I had a remarkable experience the other day. I have been on the road for some time, preaching both in southern Ontario and in southern Manitoba. While in Manitoba, Martin and Valerie Harder graciously allowed me to stay in their home. Martin is the mayor of Winkler.
It was evening, and the Harders informed me they were attending the opening of the newly renovated Canadian Tire store in the city. As mayor, I would imagine this is standard fare for him. The store is now much larger, and for a smaller prairie community such as Winkler, the opening of such a large store is an obvious reason for both pride and thankfulness for investing into the local economy. I told the Harders I was delighted to tag along with them, wanting to witness this clear expression of local civic advancement.
What followed was entirely surprising. Indeed, I must say, I have never seen anything like it before. The official opening was still one day away, but on this day, the mayor, local MLA, police officials, fire department, employees who had worked on the building and numerous other city officials gathered to celebrate. The mayor made a wonderful speech about investing in the local economy. Clearly, it was a good day.
But then, the store manager stepped to the platform for his speech. It all started innocently enough. He thanked people who had helped him in his career. He said that when he died, he didn’t want to be remembered as the best store manager in town. He wanted to be remembered as both a loving and faithful husband to his wife and father to his children. “But, above all,” he said, “I want to be remembered as one who faithfully followed my Lord and Saviour Jesus Christ.”
Not ashamed of Jesus
I was stunned. I had never heard a Canadian store manager speak so passionately and openly about his faith in Christ. I looked around at the crowd, and saw some of the people nodding their heads, while others said a quiet “Amen.” But, the event was not done. The store manager then asked his pastor to offer a prayer of blessing on the opening of the store. And that’s when the most incredible thing of the evening actually happened: I listened as the store manager dedicated the Canadian Tire store in Winkler, Manitoba, to the “glory of Jesus Christ.”

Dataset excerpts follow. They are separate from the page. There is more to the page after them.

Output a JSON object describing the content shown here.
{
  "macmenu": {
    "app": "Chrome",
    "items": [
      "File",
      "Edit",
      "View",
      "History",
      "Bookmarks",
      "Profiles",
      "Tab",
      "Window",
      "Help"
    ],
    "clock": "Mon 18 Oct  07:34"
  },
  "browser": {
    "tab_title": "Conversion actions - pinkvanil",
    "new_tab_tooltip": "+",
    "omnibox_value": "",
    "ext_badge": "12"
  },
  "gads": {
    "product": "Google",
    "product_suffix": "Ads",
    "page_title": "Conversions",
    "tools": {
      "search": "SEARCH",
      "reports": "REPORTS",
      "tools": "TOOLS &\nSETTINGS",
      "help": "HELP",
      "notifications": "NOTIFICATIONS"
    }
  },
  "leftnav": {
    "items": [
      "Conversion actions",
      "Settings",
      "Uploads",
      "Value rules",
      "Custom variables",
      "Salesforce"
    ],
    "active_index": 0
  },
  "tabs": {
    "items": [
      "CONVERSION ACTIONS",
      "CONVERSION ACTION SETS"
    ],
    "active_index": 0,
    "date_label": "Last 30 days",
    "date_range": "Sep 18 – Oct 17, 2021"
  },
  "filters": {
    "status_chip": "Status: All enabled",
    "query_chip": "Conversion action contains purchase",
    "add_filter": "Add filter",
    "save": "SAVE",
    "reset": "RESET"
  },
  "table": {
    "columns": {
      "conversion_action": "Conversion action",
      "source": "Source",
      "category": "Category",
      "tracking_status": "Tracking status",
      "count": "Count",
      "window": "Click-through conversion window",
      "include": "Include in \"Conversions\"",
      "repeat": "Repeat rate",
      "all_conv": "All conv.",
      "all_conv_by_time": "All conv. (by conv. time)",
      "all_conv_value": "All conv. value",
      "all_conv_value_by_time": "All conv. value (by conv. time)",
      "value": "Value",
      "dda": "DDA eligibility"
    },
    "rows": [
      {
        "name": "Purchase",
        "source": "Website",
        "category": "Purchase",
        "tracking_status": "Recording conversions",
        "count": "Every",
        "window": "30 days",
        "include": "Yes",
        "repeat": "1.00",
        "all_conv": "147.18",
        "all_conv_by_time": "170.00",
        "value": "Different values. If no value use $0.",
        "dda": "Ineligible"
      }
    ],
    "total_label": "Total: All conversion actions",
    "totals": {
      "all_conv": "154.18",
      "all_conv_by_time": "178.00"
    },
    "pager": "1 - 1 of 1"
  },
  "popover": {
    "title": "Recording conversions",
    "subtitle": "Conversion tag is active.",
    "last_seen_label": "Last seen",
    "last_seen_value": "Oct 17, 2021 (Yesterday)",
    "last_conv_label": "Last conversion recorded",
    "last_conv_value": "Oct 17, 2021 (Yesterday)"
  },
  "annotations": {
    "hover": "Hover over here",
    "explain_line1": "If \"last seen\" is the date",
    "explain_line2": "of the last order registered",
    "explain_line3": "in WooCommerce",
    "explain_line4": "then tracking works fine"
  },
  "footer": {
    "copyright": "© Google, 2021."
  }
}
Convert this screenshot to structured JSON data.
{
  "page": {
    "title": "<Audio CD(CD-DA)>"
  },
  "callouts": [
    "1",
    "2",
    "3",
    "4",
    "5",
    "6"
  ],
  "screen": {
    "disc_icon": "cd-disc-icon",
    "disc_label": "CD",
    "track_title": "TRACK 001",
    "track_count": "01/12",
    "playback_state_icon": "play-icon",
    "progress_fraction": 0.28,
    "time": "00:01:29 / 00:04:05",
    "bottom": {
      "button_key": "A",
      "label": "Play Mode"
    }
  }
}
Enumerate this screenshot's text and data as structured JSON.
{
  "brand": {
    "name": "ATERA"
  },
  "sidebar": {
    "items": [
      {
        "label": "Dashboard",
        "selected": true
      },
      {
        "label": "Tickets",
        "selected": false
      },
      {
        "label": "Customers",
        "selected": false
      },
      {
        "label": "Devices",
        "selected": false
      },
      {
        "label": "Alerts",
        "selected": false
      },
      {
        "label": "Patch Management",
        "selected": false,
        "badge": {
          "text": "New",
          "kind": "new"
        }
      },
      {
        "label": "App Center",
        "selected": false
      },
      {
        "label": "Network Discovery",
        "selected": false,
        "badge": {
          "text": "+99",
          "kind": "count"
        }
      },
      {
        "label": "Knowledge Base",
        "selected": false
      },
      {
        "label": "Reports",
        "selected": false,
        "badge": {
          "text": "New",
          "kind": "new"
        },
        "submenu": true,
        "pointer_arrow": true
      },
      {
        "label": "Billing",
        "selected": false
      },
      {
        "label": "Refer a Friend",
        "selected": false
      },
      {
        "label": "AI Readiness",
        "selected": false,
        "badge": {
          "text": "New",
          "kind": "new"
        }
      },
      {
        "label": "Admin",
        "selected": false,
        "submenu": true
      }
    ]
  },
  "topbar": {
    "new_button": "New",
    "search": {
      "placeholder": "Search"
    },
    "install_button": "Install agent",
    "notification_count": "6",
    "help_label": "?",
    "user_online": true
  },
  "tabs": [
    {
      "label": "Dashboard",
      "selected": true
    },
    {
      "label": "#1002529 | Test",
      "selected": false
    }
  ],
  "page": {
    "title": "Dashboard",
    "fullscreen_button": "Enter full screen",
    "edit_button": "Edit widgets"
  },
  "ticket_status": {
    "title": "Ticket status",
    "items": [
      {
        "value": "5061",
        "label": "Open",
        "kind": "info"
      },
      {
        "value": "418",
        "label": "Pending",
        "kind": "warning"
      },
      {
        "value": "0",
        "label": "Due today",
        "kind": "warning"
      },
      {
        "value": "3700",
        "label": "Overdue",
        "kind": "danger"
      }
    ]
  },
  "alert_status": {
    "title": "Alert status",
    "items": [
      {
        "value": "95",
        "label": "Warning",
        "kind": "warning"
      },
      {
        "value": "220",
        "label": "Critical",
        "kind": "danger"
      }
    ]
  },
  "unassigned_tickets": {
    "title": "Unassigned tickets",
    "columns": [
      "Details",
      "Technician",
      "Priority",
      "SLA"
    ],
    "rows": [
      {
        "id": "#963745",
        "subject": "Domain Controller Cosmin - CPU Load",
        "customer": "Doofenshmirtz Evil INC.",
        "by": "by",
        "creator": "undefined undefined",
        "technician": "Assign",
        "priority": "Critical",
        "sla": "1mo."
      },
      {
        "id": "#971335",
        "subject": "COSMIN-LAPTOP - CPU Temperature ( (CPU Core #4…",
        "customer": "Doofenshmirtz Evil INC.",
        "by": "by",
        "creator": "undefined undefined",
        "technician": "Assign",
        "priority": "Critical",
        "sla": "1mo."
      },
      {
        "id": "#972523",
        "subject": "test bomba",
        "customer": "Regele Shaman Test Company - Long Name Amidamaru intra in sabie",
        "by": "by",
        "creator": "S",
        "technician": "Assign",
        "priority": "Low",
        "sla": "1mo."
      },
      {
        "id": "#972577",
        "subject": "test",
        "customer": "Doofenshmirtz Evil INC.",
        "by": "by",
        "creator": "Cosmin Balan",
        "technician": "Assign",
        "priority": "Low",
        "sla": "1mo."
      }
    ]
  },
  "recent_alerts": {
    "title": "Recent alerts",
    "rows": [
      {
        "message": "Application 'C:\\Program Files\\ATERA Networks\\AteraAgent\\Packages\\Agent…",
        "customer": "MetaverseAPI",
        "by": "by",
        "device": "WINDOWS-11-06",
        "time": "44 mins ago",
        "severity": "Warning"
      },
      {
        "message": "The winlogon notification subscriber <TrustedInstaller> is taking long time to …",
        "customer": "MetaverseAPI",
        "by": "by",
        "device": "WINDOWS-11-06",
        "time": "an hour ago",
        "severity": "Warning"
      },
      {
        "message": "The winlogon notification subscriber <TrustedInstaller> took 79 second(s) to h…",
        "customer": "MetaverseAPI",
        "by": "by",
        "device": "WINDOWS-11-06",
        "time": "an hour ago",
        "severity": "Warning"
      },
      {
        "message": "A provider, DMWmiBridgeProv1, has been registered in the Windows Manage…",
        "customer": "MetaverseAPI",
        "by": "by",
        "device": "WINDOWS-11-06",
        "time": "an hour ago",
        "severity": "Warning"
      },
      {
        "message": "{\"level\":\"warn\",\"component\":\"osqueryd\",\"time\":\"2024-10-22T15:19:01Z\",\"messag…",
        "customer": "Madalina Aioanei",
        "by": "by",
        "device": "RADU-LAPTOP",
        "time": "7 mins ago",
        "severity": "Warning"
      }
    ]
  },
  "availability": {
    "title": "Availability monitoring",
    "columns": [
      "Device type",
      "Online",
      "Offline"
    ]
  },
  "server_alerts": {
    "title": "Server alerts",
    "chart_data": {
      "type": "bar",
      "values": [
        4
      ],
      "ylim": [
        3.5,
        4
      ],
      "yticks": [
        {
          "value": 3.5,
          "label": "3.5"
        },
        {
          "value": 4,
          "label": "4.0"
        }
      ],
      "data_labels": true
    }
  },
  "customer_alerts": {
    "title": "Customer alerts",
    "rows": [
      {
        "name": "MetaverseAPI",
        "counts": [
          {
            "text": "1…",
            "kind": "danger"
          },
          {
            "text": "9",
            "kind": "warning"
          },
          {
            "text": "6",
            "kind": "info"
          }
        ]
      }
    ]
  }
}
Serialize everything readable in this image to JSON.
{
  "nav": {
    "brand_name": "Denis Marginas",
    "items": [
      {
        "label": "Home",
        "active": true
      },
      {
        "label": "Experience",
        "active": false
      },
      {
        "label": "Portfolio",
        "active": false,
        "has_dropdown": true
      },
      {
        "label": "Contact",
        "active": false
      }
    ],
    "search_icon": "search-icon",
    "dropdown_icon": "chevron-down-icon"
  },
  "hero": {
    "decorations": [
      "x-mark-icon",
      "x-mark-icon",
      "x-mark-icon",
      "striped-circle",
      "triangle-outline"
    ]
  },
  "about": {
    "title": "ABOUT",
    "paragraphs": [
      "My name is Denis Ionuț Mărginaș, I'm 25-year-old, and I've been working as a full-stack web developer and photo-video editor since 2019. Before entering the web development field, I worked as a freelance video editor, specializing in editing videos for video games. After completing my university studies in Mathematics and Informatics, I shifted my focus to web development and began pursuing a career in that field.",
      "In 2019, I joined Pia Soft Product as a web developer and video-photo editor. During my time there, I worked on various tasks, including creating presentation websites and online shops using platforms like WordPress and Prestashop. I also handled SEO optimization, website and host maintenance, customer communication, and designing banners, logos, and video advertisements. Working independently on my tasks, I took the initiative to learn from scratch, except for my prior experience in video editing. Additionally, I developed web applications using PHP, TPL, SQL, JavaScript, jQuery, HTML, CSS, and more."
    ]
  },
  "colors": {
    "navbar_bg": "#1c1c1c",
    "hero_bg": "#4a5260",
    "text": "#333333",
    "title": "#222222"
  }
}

I have lived in Canada all my life. I have watched the nation becoming increasingly secular and increasingly intolerant of any public profession of Christian faith. And then, almost surreally, I watched one place of the country defy all the odds. A clearly devoted follower of Jesus made no separation between his faith in Christ and his occupation. I was overwhelmed.
Christ alone is Lord
As I now think about this event, I find myself wondering why I was surprised. What should be even remotely surprising to find someone unashamed of Jesus? Clearly, this should be the watchword for us all. Why would we be unashamed to tell a secular public gathering that we would be faithful to our employment, but that this faithfulness would never overshadow our ultimate loyalty? For if we are Christians, we belong to Christ. Neither Caesar nor our jobs command lordship. Christ alone is Lord. And yet, to have witnessed this event openly in Canada, it filled me with joy.
Perhaps this can serve as a model for all Christians. When we confess Christ as Lord in public, we are not shirking our jobs or any other secular role we possess. Indeed, we might even argue that our faithfulness to our employment is enhanced, for we work for our employers as to the Lord. But the commitment never to be ashamed of Christ, is impressive indeed.